Article 15 of the Constitution does not allow for the differentiation between backward and more backward classes as was found in the case of Balaji vs. State of Mysore (4).

As a result, “Creamy Layer” was accepted. In the case “Indira Sawheny v/s Union of India,” the idea of a “creamy layer” was established. The number 10 is the most significant. The Supreme Court ruled that 27 percent of government jobs will be designated for people of color. According to the terms, in this case, reservations were made for “first stages of appointments” only, and not for subsequent promotions. No more than 50% of the entire amount of the reservation is permitted. This is because already 22,5 % is allocated for SCs and STs’. The Indira Sawheny case led to Mandal Report being supported by several state governments and other government organizations. Article 16 was cited in this case (4)

Supreme Court of India ruled in Indira Sawhney vs. Union of India that backward and more backward classes can be classified & it is constitutionally acceptable.

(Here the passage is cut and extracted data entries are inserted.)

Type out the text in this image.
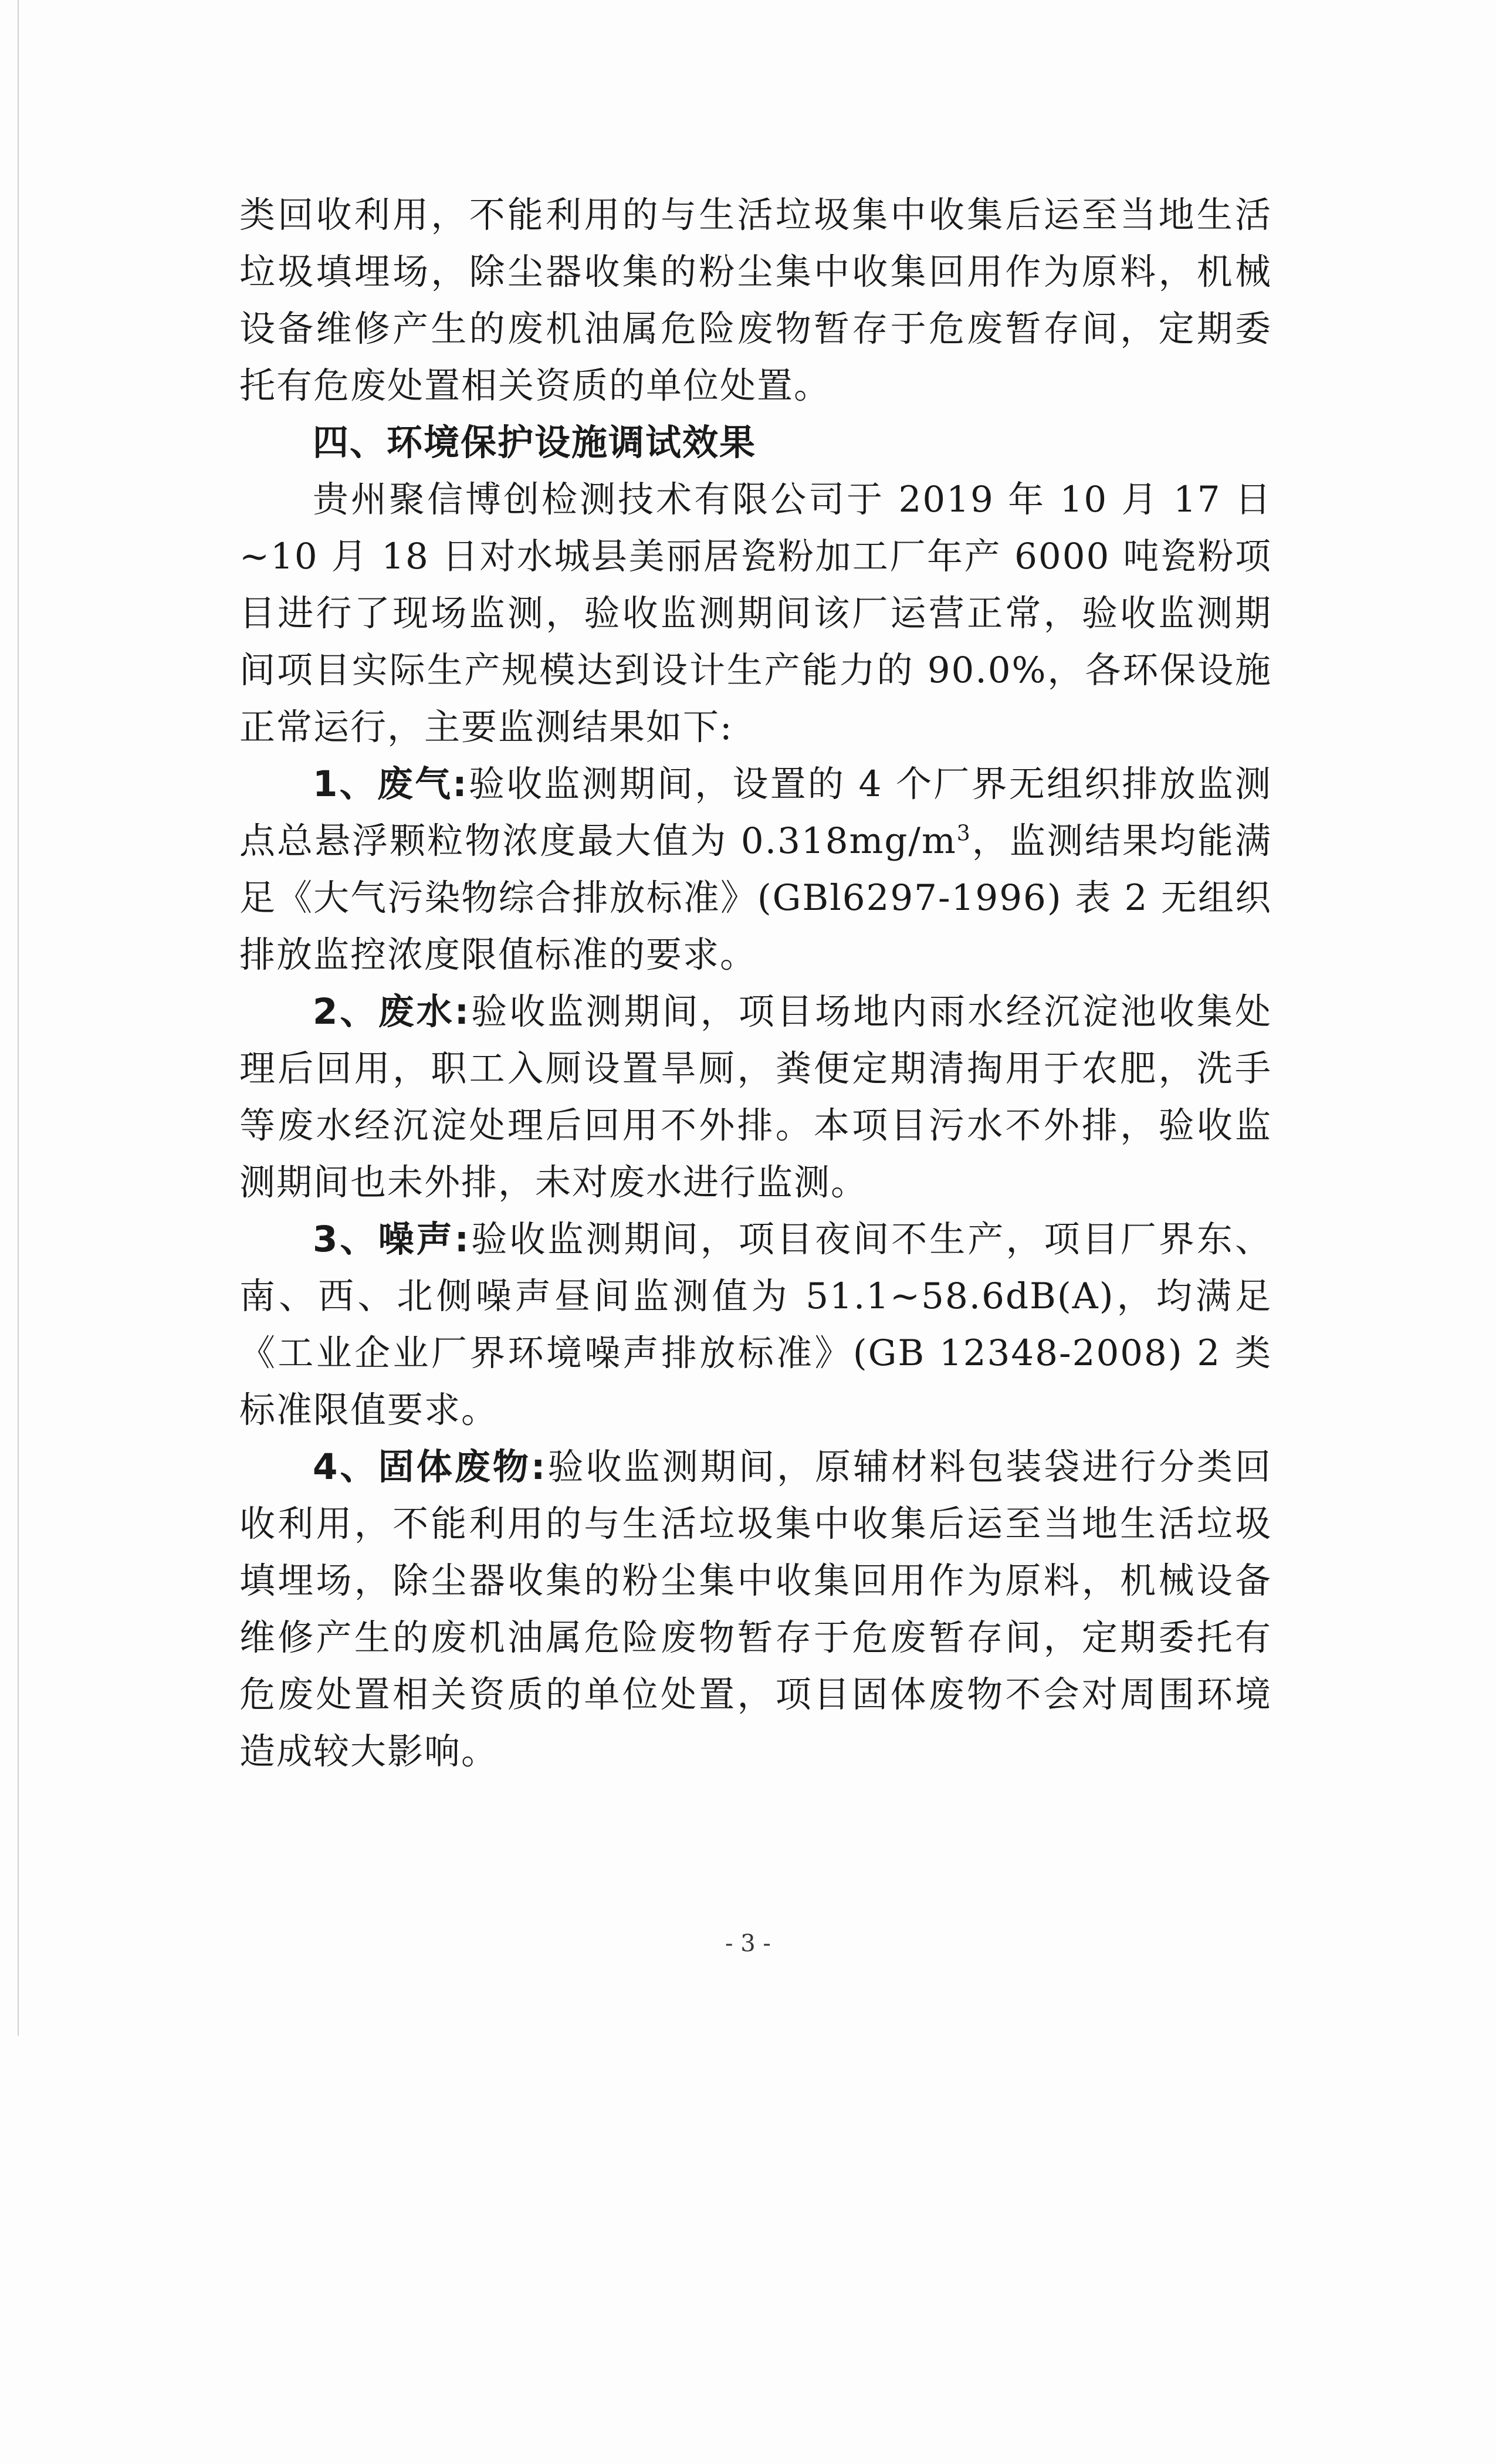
类回收利用，不能利用的与生活垃圾集中收集后运至当地生活垃圾填埋场，除尘器收集的粉尘集中收集回用作为原料，机械设备维修产生的废机油属危险废物暂存于危废暂存间，定期委托有危废处置相关资质的单位处置。

四、环境保护设施调试效果

贵州聚信博创检测技术有限公司于 2019 年 10 月 17 日~10 月 18 日对水城县美丽居瓷粉加工厂年产 6000 吨瓷粉项目进行了现场监测，验收监测期间该厂运营正常，验收监测期间项目实际生产规模达到设计生产能力的 90.0%，各环保设施正常运行，主要监测结果如下:

1、废气:验收监测期间，设置的 4 个厂界无组织排放监测点总悬浮颗粒物浓度最大值为 $0.318mg/m^3$，监测结果均能满足《大气污染物综合排放标准》(GBl6297-1996) 表 2 无组织排放监控浓度限值标准的要求。

2、废水:验收监测期间，项目场地内雨水经沉淀池收集处理后回用，职工入厕设置旱厕，粪便定期清掏用于农肥，洗手等废水经沉淀处理后回用不外排。本项目污水不外排，验收监测期间也未外排，未对废水进行监测。

3、噪声:验收监测期间，项目夜间不生产，项目厂界东、南、西、北侧噪声昼间监测值为 51.1~58.6dB(A)，均满足《工业企业厂界环境噪声排放标准》(GB 12348-2008) 2 类标准限值要求。

4、固体废物:验收监测期间，原辅材料包装袋进行分类回收利用，不能利用的与生活垃圾集中收集后运至当地生活垃圾填埋场，除尘器收集的粉尘集中收集回用作为原料，机械设备维修产生的废机油属危险废物暂存于危废暂存间，定期委托有危废处置相关资质的单位处置，项目固体废物不会对周围环境造成较大影响。

- 3 -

This interpretation applies equally to clause (4) of Article 15 because the term “backward classes” in Article 16 (4) includes the SCs, STs, and other socially and educationally backward classes.

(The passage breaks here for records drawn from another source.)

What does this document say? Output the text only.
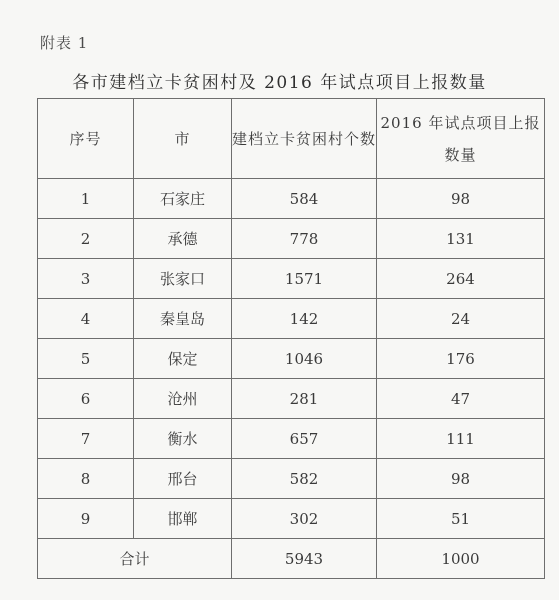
附表 1
各市建档立卡贫困村及 2016 年试点项目上报数量
序号	市	建档立卡贫困村个数	2016 年试点项目上报数量
1	石家庄	584	98
2	承德	778	131
3	张家口	1571	264
4	秦皇岛	142	24
5	保定	1046	176
6	沧州	281	47
7	衡水	657	111
8	邢台	582	98
9	邯郸	302	51
合计		5943	1000
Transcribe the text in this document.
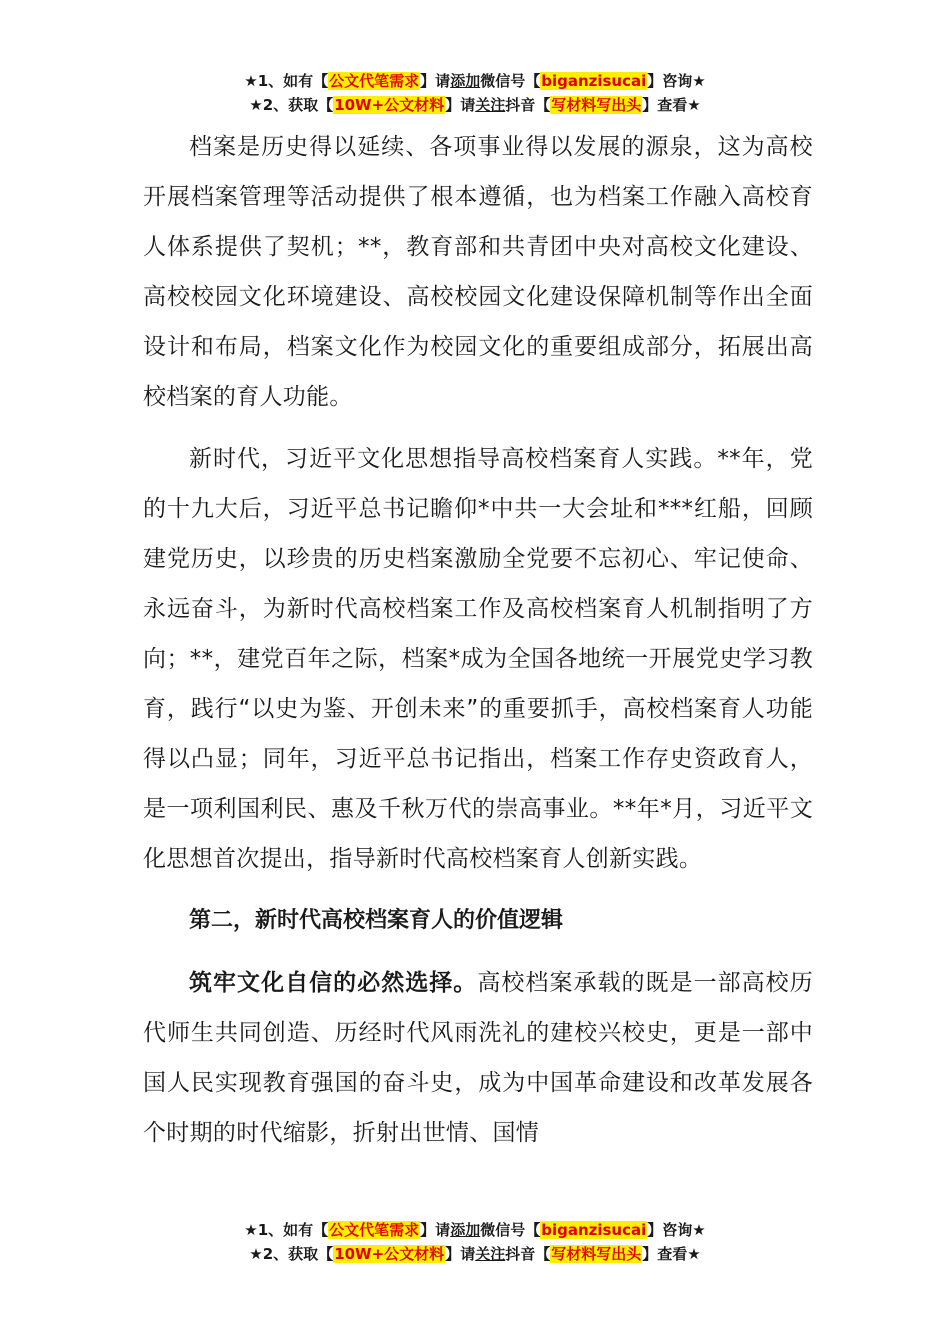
★1、如有【公文代笔需求】请添加微信号【biganzisucai】咨询★
★2、获取【10W+公文材料】请关注抖音【写材料写出头】查看★

档案是历史得以延续、各项事业得以发展的源泉，这为高校开展档案管理等活动提供了根本遵循，也为档案工作融入高校育人体系提供了契机；**，教育部和共青团中央对高校文化建设、高校校园文化环境建设、高校校园文化建设保障机制等作出全面设计和布局，档案文化作为校园文化的重要组成部分，拓展出高校档案的育人功能。

新时代，习近平文化思想指导高校档案育人实践。**年，党的十九大后，习近平总书记瞻仰*中共一大会址和***红船，回顾建党历史，以珍贵的历史档案激励全党要不忘初心、牢记使命、永远奋斗，为新时代高校档案工作及高校档案育人机制指明了方向；**，建党百年之际，档案*成为全国各地统一开展党史学习教育，践行“以史为鉴、开创未来”的重要抓手，高校档案育人功能得以凸显；同年，习近平总书记指出，档案工作存史资政育人，是一项利国利民、惠及千秋万代的崇高事业。**年*月，习近平文化思想首次提出，指导新时代高校档案育人创新实践。

第二，新时代高校档案育人的价值逻辑

筑牢文化自信的必然选择。高校档案承载的既是一部高校历代师生共同创造、历经时代风雨洗礼的建校兴校史，更是一部中国人民实现教育强国的奋斗史，成为中国革命建设和改革发展各个时期的时代缩影，折射出世情、国情

★1、如有【公文代笔需求】请添加微信号【biganzisucai】咨询★
★2、获取【10W+公文材料】请关注抖音【写材料写出头】查看★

As a result, the viewpoint expressed in the case of Balaji vs. State of Mysore has been rejected.

Cases related Article 15 very important to understand

Nainsuphdas vs. State of U.P. (AIR-1953)

A law prohibiting members of various faith communities from voting in distinct electorates was held to be unconstitutional.

Shamsher Singh vs. U.O.I (AIR-1970)

In this decision, the court decided that only reasonable accommodations in favour of women can be made under Article 15(3) and that the constitutional guarantee enshrined in Art-16 (2)cannot be entirely obliterated or rendered illusory.

D.P Joshi vs. State of M.P.

It was said that place of residence is a valid criteria for classification and if some college charges less fee to locally domiciled students and more fee to students coming from outside, it would be valid.

Valsamma Paul vs. Coachin Univerity (AIR-1996)

The court ruled in this case that a girl from a high caste marrying a boy from an SC/ST family is not eligible for the reservation benefits available to SC/STs.

The Constitution (93rd Amendment) Act, 2005

The Constitution (93rd Amendment) Act of 2005 modified Article 15, adding a new clause (5). Insofar as such legislation relates to their admission to educational institutions or sub-clause (g) of clause (1) of Art. 19, the State is prohibited from enacting special legislation for the development and betterment of any backward classes of citizens, or for SCs or STs.

Other than the minority institutions referred to in clause (1) of Art. 30, whether assisted or unassisted by the State.

Conclusion of the Article 15

In order to reach those in need, Article 15 has always had to go through a lot of hoops. Since its commencement in 1949, the oppressed situation has vastly improved. In addition, it provides a solid foundation on which the legislature can build policies to encourage peace in society.